他人に体を触れられたくない。面倒な事態を引き起こすことが多いからだ。話をする分には何も問題ない。それは普通のことだし、空間が俺を守る。けれど他人に触れることは気が引けた。
人間関係が発展すること、変化すること。それが苦手だ。だからそんな可能性があるだいたいの出来事を忌避していた。例えばプライベートで誰かと何処かに出かけたり、手を繋いだり、キスをしたり、それからお互いに深い話をする。どう転んでもその話を受け止められない。結局、それらは経験上、良い結果を産まなかった。だからその先をあまり、聞きたくない。
けれど樺島の手のひらは温かかった。人間の手って温かいんだなとふと思いだして、これまでその温かさというもの自体を気持ち悪く感じていたことを思い知る。
樺島と手を繋がなくなる。それならそれで別にいい。けど、スキンシップは過剰でも、樺島の視線の温度は変化しなかった。今だってただ、俺が嫌かどうかを測っているだけ、に思える。だから樺島が何か重大なことを話したとしてもひょっとしたら、平気かもしれない。思い返しても樺島から何かを求められたことはない。今だって、聞きたくないと言えば話をしない、はずだ。
「わかった。じゃあ」
「でももし、先生が話したいなら聞きますよ」
聞くだけなら。きっとそれは嫌なことじゃない。なんとなくそう思った。樺島は相変わらずじっと俺を見つめ、そして話し始めた。
「僕は5日後に復調するけれど、多分また死ぬと思う」
そう思っていたはずなのに、その内容は理解できなかった。死ぬ?
それはもう遠ざかったことのはずだ。今日だって、いつも通り、きっと。
「な、なんで?」
「また、絵がかけなくなるから。5日前、樺島成彰は絵が描けなくなったから、死んだんだよ」
それはなんとなく、わかってた。けど描けるようになったんじゃないのか?
「……ちょっと、言ってることがわからないです。それは冗談か何か?」
樺島は真面目な顔で俺を見て、そして首を横にふる。確かに冗談を言っている空気じゃない。けど言ってることがメチャクチャだ。樺島が死ぬ。それは確かに5日前には有りえた。
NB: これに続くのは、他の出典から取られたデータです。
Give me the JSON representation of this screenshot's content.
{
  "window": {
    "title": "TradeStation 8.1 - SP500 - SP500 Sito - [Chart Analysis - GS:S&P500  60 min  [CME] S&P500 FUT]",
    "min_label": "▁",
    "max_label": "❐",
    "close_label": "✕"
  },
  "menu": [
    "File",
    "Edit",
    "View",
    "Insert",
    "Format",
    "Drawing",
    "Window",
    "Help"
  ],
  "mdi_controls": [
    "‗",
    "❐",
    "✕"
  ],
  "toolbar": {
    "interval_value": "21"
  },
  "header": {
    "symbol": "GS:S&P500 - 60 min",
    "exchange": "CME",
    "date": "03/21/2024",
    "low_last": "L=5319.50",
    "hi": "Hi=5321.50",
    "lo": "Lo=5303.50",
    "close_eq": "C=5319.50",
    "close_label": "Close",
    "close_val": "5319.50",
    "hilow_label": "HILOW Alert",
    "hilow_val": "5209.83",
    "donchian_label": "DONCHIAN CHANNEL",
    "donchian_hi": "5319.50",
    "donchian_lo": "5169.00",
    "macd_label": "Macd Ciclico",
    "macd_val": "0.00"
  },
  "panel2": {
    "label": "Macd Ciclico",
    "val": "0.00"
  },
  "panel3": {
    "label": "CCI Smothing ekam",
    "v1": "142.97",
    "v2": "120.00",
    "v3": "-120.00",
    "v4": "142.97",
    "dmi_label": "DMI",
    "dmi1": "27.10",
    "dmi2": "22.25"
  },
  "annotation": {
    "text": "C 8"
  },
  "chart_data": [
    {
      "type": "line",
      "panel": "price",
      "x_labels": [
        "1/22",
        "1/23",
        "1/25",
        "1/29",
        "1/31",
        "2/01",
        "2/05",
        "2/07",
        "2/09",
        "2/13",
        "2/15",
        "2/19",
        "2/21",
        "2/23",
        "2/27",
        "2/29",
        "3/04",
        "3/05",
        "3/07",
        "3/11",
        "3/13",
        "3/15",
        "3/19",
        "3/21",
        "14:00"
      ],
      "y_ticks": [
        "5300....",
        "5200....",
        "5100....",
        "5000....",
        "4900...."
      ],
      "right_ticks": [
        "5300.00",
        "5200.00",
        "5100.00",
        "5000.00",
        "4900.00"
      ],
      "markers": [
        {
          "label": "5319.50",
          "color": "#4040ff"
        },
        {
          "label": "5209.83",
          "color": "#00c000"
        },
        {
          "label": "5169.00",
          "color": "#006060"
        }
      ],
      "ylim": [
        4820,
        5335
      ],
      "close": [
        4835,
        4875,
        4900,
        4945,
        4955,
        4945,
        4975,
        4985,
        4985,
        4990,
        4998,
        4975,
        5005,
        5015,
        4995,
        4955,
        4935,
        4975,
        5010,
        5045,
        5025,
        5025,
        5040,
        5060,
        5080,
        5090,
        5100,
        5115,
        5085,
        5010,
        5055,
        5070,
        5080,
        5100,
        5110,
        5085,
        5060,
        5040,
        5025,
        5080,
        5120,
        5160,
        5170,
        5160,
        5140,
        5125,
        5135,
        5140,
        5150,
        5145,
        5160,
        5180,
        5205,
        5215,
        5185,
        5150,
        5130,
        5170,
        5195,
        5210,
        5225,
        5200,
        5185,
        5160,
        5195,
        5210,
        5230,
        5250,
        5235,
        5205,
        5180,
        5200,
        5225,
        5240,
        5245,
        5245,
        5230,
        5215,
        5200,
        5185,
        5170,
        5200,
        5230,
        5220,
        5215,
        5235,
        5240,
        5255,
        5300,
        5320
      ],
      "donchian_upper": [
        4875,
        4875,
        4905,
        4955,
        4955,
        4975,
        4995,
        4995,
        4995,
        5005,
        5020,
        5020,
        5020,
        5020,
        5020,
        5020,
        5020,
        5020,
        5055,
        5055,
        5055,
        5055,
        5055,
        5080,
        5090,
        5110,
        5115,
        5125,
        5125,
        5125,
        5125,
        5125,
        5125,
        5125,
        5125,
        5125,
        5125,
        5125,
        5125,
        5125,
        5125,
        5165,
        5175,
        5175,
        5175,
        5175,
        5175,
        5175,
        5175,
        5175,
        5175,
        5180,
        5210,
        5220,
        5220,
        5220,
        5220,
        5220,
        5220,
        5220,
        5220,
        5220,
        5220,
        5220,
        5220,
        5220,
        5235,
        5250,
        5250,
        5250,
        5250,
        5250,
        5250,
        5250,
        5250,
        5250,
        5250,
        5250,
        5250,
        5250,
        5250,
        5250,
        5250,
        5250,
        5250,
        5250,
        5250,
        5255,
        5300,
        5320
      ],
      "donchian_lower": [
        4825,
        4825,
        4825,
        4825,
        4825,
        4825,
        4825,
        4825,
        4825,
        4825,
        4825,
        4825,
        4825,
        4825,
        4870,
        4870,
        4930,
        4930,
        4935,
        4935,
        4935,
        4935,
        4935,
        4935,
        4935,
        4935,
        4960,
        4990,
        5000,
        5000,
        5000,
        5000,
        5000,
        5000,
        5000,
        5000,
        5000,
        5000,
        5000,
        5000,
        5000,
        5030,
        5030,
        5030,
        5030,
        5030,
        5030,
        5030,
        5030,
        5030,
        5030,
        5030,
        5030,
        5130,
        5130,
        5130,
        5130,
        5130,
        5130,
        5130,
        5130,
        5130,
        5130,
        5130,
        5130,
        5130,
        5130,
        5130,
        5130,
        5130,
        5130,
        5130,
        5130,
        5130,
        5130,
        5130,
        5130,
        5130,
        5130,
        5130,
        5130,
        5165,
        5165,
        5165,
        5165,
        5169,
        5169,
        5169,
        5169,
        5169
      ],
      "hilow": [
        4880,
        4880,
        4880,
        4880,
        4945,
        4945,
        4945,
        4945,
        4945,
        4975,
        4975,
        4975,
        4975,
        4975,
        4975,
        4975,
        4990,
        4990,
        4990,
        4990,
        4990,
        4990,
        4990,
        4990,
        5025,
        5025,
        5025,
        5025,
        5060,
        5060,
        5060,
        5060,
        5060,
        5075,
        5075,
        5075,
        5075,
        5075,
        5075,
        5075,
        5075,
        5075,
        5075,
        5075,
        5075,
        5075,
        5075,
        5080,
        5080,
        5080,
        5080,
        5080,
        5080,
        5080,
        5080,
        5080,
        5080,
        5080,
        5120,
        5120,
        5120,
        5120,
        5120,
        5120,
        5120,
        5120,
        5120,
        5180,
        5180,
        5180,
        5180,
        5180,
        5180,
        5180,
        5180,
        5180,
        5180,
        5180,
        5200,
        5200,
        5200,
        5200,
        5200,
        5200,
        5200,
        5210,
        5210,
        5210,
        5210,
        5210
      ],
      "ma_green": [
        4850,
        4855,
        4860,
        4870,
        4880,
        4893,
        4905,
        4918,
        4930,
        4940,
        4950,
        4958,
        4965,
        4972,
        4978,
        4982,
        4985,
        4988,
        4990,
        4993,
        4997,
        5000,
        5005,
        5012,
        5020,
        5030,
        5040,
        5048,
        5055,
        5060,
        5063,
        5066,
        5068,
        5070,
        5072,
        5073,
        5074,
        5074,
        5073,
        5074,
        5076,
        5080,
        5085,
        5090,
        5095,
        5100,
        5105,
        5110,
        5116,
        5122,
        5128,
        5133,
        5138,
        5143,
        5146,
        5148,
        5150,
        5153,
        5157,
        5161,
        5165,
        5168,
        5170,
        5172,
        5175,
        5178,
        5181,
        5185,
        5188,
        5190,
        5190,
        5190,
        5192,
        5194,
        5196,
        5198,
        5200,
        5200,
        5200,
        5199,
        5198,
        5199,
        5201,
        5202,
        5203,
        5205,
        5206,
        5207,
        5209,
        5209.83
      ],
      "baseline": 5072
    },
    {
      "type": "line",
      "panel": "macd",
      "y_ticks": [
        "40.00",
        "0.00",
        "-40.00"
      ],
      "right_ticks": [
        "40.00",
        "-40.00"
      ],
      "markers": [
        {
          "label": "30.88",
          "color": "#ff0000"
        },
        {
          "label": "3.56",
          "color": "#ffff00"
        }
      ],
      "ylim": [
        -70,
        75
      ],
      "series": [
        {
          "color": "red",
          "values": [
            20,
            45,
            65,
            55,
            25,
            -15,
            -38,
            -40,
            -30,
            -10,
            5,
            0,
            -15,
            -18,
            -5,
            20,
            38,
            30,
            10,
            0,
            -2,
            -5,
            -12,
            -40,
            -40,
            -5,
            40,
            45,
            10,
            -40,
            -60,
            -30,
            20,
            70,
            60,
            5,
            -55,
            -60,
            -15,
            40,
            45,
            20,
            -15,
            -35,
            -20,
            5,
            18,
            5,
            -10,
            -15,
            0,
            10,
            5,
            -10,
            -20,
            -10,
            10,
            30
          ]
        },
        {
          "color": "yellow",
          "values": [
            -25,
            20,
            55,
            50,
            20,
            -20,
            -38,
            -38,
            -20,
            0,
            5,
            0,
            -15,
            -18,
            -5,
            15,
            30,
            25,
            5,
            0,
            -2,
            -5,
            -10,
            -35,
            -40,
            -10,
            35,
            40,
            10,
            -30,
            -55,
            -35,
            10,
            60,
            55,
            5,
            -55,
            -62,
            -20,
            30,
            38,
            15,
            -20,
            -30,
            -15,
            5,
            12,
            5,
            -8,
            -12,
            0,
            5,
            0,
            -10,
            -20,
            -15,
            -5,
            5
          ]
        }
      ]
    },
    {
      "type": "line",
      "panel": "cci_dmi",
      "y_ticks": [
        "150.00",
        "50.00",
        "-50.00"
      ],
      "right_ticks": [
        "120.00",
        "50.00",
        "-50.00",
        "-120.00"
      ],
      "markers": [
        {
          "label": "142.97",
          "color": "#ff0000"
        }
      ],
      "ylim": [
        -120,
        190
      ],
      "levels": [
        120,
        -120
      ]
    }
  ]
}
もとに戻るということは、回復するという意味ではなく純粋に死ぬ前に戻る、ということなのか? 死に向かっていた樺島に戻るということ?
けれどもスランプは脱したのでは? 描けなくなったから死んだなら、また描けなくなれば死ぬ?
あの夜見たメモが急に思い浮かぶ。
急に空気が薄くなった気がした。上手く頭が働かない。まるで俺まであの日に戻ったかのように。
樺島は再び目を閉じて、何かを決断したように背筋をまっすぐ伸ばす。そういえば樺島はいつも猫背気味だったことを思い出す。樺島が目を開くと同時に、空気がすうと冷えていく気がした。俺を見つめる樺島の瞳は冷たくはなかったけれどどこか平板で、今、丁度5分前とも何かが決定的に違うように感じた。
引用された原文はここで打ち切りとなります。